The Research Software Engineer’s Toolkit: Information and tools to support the RSE community - Jeremy Cohen, Alex Botzki, Jonathan Frawley, Nick May, David Pérez-Suárez
Cohen and all introduce the nascent “RSE Toolkit” project, which aims to provide
A set of documentation, tools and guidance to support Research Software Engineers in developing reliable, sustainable and robust code”.
This intention seems to be a lens of material and best practices specifically for research software development, curating material out there for this community. Multidisciplinary work is a priority, since there tends to already be deep expertise in specific areas.
It’s just getting started, and they’re actively looking for contributions.
Docker build example: how to go from slow to fast docker builds - Geshan Manandhar
Manandhar quickly shows how using DOCKER_BUILDKIT, along with taking advantage of cacheing as much as possible, can speed up docker container builds. Docker buildkit also allows passing secrets into the image without having them in the file, which is very convenient, but then of course you have to be careful about storing the image anywhere.
This is from earlier in the year but I didn’t see it before now. For some use cases, standing up an entire separate web app just to implement one or two simple endpoints seems like lot of developmental boilerplate and operational burden.
OpenFaaS is a a kubernetes framework for supporting these function-as-a-service (“serverless”) apps. It’s a good choice if you want to provide on-prem FaaS as a service itself to a lot of researchers, but if you just have need for a few endpoints, it’s enormous overkill.
FaaSd is a single golang binary that runs in a container and provides much of the functionality of the full-strength OpenFaaS. It’s much easier to start up and play with either as a pilot or as a small production solution (with an HA proxy in front of it).
SORSE call for contributions - 31 Oct, 8pm GMT The monthly SORSE call for talks, demos, and workshops; these are great events and worth participating in. This is likely the last call for events to take place before 2021.

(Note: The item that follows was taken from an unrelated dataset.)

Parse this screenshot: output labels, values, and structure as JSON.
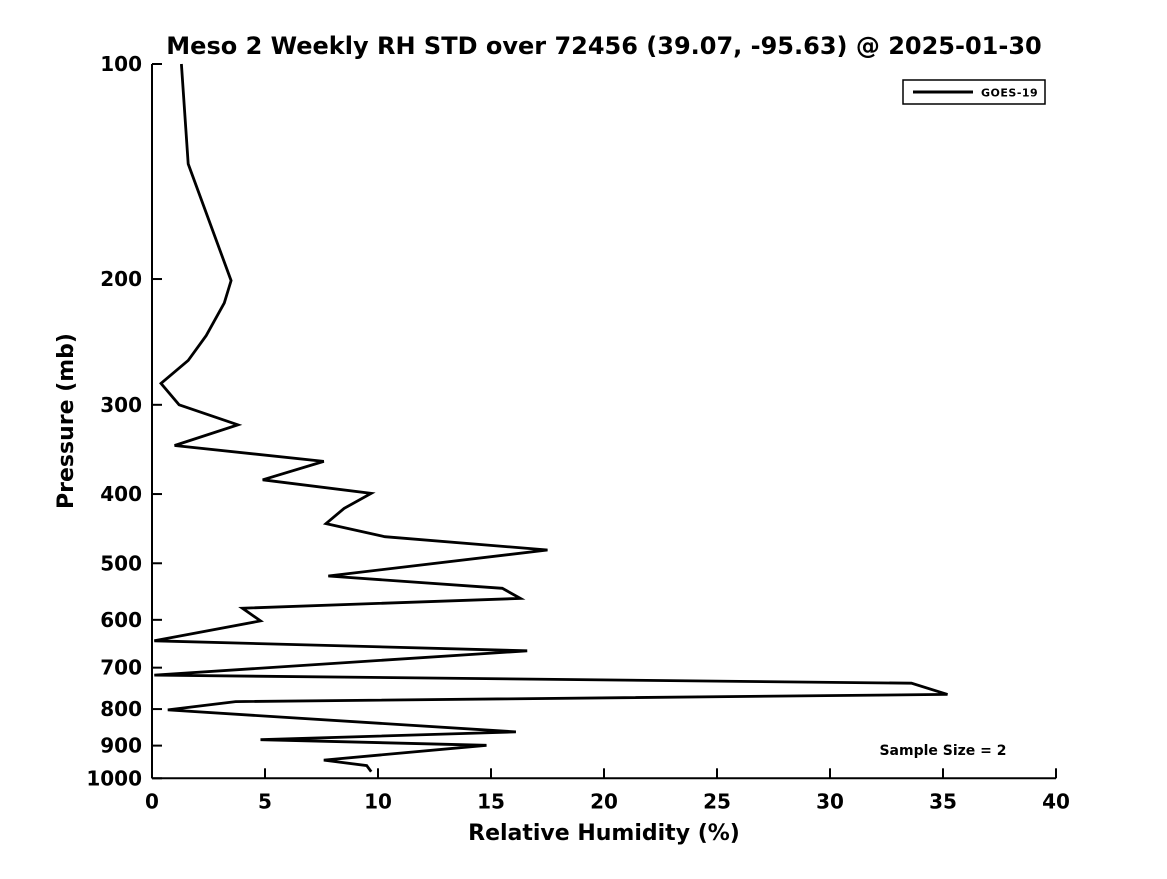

Configuring Sphinx from scratch: making your own documentation and making your documentation your own - 3 Nov 15:00 – 16:00 UTC, Sadie Bartholomew
SORSE demonstration on setting up and configuring Sphinx, a mature documentation generator used widely in the Python community, from scratch.
CANOPIE HPC Workshop @ SC20 - 12 Nov
If you’re thinking of virtually attending SC20, the Workshop on Containers and New Orchestration Paradigms for Isolated Environments in HPC may be of interest. Topics include I/O virtualization, workflow execution, containers and MPI, and orchestration.
Also at SC20, a workshop on research software engineering as a career path and emerging profession, and building teams and groups dedicated to research software engineering.
Christmas-in-the-Cloud workshop - 10-11 Dec, Free
The Bristol RSE group and AWS are putting on a tutorial/hackathon on setting up a cluster in the cloud and building software defined infrastructure applications.
I’ve mentioned before that the increasing sophistication and availability of static analysis tools is great news for software developers everywhere, especially for subtle software development like in research. Semgrep is a nice example.
A nice crash course into ssh_config by the folks at gravitational, including proxy jump and a more disciplined approach to host naming so as to be able to take better advantage of host wildcarding than I have seen before.
Self-rendering markdown and LaTeX pages with texme.
A tutorial for using nix as a MacOS package manager instead of home-brew.
Hypothesis is one of many property-based testing packages, this one for python, including support for e.g. numpy. Does anyone use property-based testing in their research code? It seems like a potentially powerful approach for unit testing in particular but I don’t see a lot of use.
A nice performance debugging story on tracking down linux filesystem performance regressions.